10. If an unsterilized male subject has sexual intercourse with a fertile female
partner, the subject must use an effective contraceptive method from the beginning of
screening to within 6 months after the last dose.

Exclusion Criteria:

- 1. Previous treatment for:Use of small-molecule targeted antitumor drugs, monoclonal
or double-clonal antibodies targeting PD-(L)1 or CTLA-4, other anti-tumor antibodies,
other anti-tumor therapies (e.g., chemotherapy, radiotherapy, biological or hormonal
therapy) within 4 weeks prior to initial administration of the study drug, previous
use of immunomodulatory drugs within 2 weeks prior to initial administration of the
study drug,Prior treatment with approved or investigational TIGIT antibodies, PVRIG
antibodies, or CD96 antibodies.

2. Enroll in another clinical study at the same time. 3. Received other antitumor
therapy 4 weeks before the first administration or 5 half-lives of the drug (whichever
is shorter) : e.g. palliative local therapy for non-target lesions was performed
within 2 weeks before the first administration;Received non-specific immunomodulatory
therapy within 2 weeks prior to initial administration;Received Chinese herbal
medicine or Chinese patent medicine with anti-tumor indications within 1 week prior to
initial administration.

4. Central nervous system metastasis with clinical symptoms. 5. Other malignancies
within 3 years prior to the first medication. 6. Active autoimmune disease requiring
systemic treatment within 2 years prior to initial medication.

7. History of serious disease within 1 year before the first medication. 8. History of
gastrointestinal perforation and/or fistula, history of gastrointestinal obstruction,
and extensive enterectomy within 6 months prior to initial administration.

9. Patients receiving chest radiotherapy >30 Gy within 6 months before the first drug
use, non-chest radiotherapy >30 Gy within 4 weeks before the first drug use, and
palliative radiotherapy ≤30 Gy within 2 weeks before the first drug use.Subjects who
did not recover from toxicity and/or complications from these interventions to NCI
CTCAE grade ≤1 (except hair loss and fatigue).

10. Live or attenuated vaccine has been administered within 4 weeks prior to initial
administration, or if it is planned to be administered during the study period.
Inactivated vaccine is permitted .

11. Severe infection occurs within 4 weeks prior to first dosing. 12. Those who have
had major surgical operations or severe trauma within 4 weeks prior to the first
dosing, or have major surgical operations planned within 4 weeks after the first
dosing; Minor local surgery was performed within 3 days prior to first dosing.

13. History of severe bleeding tendency or coagulopathy;There were clinically
significant bleeding symptoms, including but not limited to gastrointestinal bleeding,
hemoptysis, and nasal bleeding, within 4 weeks prior to first dosing .
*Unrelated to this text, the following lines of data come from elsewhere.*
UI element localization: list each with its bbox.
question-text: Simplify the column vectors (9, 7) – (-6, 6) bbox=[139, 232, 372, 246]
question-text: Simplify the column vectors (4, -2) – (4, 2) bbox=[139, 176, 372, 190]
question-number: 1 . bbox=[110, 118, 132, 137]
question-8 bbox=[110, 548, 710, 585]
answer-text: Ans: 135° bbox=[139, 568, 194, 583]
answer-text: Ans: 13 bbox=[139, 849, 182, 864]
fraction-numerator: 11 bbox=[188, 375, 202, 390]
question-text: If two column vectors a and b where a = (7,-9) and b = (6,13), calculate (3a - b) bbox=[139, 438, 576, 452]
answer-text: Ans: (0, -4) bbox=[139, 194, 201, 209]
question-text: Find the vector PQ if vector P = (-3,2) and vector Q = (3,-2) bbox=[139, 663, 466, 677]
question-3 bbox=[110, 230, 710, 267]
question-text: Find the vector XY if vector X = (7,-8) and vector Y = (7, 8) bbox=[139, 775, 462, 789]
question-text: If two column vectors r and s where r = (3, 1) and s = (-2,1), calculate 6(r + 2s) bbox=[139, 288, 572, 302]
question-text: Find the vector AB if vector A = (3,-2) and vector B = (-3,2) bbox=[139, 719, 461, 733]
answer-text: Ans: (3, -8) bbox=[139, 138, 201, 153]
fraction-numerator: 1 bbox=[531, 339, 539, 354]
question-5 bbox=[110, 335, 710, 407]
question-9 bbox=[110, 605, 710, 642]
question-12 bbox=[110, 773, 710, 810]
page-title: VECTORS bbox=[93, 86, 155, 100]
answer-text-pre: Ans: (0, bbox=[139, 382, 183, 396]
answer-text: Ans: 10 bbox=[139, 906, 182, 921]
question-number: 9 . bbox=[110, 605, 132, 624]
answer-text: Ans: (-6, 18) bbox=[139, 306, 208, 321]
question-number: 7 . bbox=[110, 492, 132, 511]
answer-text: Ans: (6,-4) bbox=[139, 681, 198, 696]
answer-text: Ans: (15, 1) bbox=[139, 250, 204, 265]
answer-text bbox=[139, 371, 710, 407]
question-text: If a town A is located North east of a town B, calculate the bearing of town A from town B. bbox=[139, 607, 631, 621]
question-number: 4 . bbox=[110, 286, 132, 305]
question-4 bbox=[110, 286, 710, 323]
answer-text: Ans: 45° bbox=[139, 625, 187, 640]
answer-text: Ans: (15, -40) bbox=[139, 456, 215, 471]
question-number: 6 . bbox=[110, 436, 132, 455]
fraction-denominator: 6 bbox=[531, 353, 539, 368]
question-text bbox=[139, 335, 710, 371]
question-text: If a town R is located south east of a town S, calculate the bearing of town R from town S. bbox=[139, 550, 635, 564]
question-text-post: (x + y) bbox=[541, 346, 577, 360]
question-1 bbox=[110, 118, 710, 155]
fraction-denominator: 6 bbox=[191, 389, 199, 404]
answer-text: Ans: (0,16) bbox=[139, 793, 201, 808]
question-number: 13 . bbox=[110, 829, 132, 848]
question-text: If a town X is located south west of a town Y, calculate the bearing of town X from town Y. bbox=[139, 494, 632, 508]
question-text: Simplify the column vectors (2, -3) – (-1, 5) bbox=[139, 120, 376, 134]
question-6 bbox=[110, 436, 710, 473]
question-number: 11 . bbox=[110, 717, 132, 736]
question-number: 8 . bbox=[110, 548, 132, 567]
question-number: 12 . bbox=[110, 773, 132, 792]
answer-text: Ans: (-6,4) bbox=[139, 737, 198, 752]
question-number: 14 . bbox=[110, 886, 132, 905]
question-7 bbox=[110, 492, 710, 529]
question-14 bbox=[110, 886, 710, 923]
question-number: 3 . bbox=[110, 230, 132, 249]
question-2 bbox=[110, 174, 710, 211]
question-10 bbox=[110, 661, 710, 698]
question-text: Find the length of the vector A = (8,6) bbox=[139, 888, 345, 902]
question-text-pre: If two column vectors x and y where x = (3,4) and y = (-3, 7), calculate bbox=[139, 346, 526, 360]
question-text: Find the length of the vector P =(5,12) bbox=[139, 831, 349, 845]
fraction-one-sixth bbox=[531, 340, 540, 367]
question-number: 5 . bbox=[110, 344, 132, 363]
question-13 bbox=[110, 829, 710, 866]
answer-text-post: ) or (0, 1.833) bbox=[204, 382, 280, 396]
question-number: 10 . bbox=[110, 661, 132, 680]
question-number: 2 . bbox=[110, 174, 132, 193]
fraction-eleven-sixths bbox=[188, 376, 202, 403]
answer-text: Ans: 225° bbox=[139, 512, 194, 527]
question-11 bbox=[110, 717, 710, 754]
14. Systolic blood pressure ≥150 mmHg or diastolic blood pressure ≥100 mmHg after oral
antihypertensive medication with present hypertension.

15. Hyperglycemia that has not been controlled by treatment. 16. Pleural effusion,
pericardial effusion or ascites with clinical symptoms or requiring repeated drainage.

17. There is a history of noninfectious pneumonia requiring systemic glucocorticoid
therapy or a current interstitial lung disease.

18. Active or have a clear history of inflammatory bowel disease. 19.History of immune
deficiency; HIV antibody positive; Systemic corticosteroid hormones or other
immunosuppressants are currently being used long-term.

20. Known history of allogeneic organ transplantation and hematopoietic stem cell
transplantation.

21. Untreated subjects with active hepatitis B;Active hepatitis C subjects. 22. No
remission of toxicity from previous antitumor therapy, defined as failure to return to
the grade 1 level of toxicity defined in NCI, CTCAE 5.0 or below, or the
inclusion/exclusion criteria, with the exception of alopecia and fatigue.

23. Known allergy to any component of any study drug; known history of severe
hypersensitivity to other monoclonal antibodies.